Calculating $\lim_\limits{n\to \infty}\frac{n^{2}}{\left(2+\large\frac{1}{n}\right)^{n}}$

Question

How do you calculate : $$\lim_{n\to \infty}\frac{n^{2}}{\left(2+\frac{1}{n}\right)^{n}}$$

Thanks!

Answer 1

Let $a_n = \dfrac{n^{2}}{\left(2+\frac{1}{n}\right)^{n}}$.

Then $\sqrt[n]{a_n} = \dfrac{(\sqrt[n]{n})^{2}}{2+\frac{1}{n}} \to \dfrac12 < 1$.

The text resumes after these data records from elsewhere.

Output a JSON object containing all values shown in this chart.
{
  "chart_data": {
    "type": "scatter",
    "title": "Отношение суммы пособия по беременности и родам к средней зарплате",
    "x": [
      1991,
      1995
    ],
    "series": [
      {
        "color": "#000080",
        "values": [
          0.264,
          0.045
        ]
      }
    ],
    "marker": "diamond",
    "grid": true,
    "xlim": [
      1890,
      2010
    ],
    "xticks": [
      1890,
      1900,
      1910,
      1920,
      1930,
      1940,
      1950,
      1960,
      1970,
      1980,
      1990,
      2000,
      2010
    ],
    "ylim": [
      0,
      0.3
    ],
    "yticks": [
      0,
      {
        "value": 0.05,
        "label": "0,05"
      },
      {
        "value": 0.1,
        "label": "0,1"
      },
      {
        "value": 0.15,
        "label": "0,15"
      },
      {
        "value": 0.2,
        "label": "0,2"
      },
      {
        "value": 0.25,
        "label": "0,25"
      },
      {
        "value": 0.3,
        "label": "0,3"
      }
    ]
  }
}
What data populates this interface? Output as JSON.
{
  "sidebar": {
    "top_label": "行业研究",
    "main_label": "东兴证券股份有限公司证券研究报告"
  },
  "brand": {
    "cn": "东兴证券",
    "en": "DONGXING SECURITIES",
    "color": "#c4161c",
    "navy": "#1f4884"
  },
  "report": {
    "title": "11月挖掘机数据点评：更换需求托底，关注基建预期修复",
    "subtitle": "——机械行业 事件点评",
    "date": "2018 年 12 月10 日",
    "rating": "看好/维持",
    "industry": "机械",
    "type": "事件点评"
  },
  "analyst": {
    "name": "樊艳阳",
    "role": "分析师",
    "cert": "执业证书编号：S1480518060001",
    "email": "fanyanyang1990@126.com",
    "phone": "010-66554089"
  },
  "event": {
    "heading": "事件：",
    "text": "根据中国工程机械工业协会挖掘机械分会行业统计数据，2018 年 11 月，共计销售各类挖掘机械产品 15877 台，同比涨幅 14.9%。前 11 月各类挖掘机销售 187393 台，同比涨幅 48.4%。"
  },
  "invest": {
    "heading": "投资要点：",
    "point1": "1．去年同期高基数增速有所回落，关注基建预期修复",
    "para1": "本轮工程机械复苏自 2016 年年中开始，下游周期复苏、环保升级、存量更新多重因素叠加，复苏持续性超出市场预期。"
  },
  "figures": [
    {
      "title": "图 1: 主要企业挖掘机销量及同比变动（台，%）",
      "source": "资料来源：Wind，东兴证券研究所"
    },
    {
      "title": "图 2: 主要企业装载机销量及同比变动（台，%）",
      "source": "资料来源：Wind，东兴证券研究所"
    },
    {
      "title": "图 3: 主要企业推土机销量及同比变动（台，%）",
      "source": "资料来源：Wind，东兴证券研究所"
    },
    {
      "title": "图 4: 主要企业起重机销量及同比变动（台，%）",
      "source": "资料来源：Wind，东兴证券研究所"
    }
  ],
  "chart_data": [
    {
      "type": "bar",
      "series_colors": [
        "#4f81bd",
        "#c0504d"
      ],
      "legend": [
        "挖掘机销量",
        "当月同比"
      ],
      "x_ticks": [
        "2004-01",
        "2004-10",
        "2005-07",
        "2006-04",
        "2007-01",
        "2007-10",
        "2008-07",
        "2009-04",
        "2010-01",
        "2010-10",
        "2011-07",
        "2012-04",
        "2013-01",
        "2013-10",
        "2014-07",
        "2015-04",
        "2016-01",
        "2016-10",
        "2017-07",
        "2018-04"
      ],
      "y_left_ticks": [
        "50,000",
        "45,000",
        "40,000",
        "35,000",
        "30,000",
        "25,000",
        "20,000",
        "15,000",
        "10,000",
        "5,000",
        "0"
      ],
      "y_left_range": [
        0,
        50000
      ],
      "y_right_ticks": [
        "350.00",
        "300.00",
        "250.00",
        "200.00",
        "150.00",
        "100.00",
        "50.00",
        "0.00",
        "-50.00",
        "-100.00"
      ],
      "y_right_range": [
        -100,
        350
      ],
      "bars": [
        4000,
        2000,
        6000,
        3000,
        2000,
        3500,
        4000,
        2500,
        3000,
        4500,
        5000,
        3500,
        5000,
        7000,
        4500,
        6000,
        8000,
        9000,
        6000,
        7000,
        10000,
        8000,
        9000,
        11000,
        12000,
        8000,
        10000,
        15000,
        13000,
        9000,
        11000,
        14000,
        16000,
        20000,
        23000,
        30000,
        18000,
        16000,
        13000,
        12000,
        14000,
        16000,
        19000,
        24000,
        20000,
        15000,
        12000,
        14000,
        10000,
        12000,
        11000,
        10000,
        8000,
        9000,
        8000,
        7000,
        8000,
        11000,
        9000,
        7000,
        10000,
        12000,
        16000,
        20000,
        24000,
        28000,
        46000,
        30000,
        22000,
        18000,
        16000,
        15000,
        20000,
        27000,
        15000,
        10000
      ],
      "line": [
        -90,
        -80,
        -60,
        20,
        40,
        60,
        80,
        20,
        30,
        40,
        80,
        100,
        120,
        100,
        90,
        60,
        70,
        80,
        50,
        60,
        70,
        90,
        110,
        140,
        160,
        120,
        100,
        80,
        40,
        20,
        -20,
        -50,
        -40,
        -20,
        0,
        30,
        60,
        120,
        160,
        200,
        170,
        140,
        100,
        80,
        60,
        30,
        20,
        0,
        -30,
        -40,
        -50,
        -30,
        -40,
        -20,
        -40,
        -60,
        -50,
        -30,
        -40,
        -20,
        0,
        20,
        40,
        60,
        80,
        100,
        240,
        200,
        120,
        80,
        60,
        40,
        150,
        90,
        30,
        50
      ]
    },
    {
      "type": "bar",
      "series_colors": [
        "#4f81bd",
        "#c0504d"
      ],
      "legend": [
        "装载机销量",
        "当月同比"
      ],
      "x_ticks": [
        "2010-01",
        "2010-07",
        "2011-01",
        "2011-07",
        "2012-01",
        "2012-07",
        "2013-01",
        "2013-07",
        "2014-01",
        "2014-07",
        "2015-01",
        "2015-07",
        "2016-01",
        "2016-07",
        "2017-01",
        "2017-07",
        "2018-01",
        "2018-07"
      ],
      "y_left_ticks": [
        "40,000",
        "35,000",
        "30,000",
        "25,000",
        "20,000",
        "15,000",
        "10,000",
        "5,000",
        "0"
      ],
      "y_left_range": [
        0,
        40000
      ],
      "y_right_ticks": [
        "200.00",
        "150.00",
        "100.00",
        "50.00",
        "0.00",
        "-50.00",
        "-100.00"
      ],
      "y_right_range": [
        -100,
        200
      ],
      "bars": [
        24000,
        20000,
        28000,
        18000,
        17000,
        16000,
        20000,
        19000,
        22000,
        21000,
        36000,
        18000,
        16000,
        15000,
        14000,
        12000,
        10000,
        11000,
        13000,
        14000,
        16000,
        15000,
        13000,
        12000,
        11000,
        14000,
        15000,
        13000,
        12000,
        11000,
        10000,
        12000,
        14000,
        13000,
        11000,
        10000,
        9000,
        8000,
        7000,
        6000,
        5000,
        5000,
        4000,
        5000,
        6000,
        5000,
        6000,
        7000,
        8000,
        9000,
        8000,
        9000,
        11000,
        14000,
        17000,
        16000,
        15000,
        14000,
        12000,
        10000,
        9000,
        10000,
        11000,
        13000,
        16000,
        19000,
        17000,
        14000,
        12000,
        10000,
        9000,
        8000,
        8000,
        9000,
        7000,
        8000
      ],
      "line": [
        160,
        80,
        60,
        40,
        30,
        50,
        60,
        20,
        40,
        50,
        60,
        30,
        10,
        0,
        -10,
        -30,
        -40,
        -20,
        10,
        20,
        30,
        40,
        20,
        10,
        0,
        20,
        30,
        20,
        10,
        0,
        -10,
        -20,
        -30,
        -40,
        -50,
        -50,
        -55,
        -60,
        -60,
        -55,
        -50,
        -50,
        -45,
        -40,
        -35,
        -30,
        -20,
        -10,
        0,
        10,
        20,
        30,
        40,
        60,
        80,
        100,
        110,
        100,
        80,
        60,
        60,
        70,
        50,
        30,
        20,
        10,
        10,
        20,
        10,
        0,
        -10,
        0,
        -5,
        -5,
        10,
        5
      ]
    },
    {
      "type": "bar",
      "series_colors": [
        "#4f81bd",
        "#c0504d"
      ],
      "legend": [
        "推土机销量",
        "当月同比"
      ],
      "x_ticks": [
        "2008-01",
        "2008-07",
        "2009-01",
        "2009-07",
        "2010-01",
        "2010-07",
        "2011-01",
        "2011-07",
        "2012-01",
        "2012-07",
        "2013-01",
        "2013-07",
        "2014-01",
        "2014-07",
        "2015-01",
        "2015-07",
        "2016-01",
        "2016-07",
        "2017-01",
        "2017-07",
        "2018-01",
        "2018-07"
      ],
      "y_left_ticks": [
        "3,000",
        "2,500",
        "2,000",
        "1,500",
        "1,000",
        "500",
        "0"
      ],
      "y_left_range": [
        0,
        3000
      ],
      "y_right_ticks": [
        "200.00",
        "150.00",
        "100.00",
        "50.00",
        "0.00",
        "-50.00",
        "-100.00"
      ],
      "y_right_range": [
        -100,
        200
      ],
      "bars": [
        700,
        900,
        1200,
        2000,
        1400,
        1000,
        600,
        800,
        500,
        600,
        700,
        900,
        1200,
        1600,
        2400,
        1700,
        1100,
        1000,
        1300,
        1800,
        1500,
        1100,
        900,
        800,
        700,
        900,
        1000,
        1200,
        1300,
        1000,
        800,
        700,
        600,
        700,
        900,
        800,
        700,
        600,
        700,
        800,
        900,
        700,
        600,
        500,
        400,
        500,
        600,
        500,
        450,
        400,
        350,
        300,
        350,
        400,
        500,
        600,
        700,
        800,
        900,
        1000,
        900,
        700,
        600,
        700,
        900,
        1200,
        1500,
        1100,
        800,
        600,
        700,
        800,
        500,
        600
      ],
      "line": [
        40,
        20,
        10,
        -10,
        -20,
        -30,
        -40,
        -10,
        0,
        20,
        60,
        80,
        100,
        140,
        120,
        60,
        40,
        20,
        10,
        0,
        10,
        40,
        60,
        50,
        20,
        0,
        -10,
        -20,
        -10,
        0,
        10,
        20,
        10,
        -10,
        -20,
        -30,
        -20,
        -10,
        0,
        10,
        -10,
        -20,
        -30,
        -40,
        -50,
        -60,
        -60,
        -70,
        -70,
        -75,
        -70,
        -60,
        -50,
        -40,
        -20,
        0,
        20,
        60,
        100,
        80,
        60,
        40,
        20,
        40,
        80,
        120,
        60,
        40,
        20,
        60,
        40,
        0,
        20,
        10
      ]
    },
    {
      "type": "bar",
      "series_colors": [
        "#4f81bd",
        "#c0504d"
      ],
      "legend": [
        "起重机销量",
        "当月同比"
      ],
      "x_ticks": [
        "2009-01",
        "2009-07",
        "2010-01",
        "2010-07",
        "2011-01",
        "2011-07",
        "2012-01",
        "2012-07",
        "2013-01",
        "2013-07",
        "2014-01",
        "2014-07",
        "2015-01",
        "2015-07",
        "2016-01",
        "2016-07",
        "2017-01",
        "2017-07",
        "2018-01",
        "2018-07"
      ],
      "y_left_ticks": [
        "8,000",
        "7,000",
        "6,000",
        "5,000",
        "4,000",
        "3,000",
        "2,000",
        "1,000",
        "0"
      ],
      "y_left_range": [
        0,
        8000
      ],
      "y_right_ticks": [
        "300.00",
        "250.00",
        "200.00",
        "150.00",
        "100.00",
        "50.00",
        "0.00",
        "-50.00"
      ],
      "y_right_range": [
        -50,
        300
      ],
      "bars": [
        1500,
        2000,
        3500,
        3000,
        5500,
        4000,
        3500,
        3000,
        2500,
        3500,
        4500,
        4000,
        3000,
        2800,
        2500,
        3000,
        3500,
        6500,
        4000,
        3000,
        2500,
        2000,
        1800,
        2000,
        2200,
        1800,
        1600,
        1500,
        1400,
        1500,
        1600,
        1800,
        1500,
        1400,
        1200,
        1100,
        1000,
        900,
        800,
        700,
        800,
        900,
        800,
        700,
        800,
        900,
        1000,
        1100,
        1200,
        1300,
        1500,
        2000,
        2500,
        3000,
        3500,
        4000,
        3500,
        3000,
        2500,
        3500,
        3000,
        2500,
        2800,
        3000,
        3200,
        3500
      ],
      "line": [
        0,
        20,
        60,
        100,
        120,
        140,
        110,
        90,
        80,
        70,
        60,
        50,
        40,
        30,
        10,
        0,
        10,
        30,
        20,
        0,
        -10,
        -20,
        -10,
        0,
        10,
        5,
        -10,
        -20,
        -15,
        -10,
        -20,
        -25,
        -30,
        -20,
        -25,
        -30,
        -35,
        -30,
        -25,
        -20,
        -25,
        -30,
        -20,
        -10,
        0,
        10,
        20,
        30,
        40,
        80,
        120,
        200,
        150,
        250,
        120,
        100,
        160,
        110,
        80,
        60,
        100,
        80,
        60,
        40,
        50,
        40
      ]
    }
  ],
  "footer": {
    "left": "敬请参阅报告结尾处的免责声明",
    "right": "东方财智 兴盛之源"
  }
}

By the root test, $\sum a_n$ converges and so $a_n \to 0$.

Answer 2

HINT

What happens if you replace $(2+1/n)^n$ by $2^n$?

Answer 3

$n=\cfrac{x}{2}$ $$\underset{n\rightarrow\infty}{\lim}\cfrac{n^{2}}{\left(2+\dfrac{1}{n}\right)^{n}}=\underset{x\rightarrow\infty}{\lim}\cfrac{\dfrac{x^{2}}{4}}{\left(2+\dfrac{2}{x}\right)^{\frac{x}{2}}}=\underset{x\rightarrow\infty}{\lim}\cfrac{\dfrac{x^{2}}{4}}{2^\frac{x}{2}\sqrt{\left(1+\dfrac{1}{x}\right)^{x}}}=\underset{x\rightarrow\infty}{\lim}\cfrac{\dfrac{x^{2}}{4}}{2^\frac{x}{2}\sqrt{e}}=0$$

Answer 4

$$\lim_{n\to\infty}\frac{n^2}{(2+\tfrac1n)^n}=\lim_{n\to\infty}\left(\frac{(2+\tfrac1n)^n}{n^2}\right)^{-1}$$

Write $n^2$ as $(\sqrt[n]{n^2})^n$:

$$\lim_{n\to\infty}\left(\frac{(2+\frac1n)^n}{(\sqrt[n]{n^2})^n}\right)^{-1}=\lim_{n\to\infty}\left(\frac{2}{(\sqrt[n]{n})^2}+\frac{1}{n(\sqrt[n]{n})^2}\right)^{-n}=\left[\left(\frac{2}{1}+\frac{1}{1\cdot\infty}\right)^{-\infty}\right]=0$$

Because $\sqrt[n]{n}\to 1$

Answer 5

Write the denominator as $$\left(2+\frac1n\right)^n=2^n\left(1+\frac{1/2}{n}\right)^n \to +\infty\cdot e^{1/2}=+\infty$$ as $n\to +\infty$. So $$\lim_{n\to +\infty}\frac{n^2}{\left(2+\frac1n\right)^n}=e^{-1/2}\lim_{n\to+\infty}\frac{n^2}{2^n}=0$$ where the last equality is due to L'Hopital's rule, since $(2^n)''=2^n(\ln2)^2$ while $(n^2)''=2$ independent of $n$.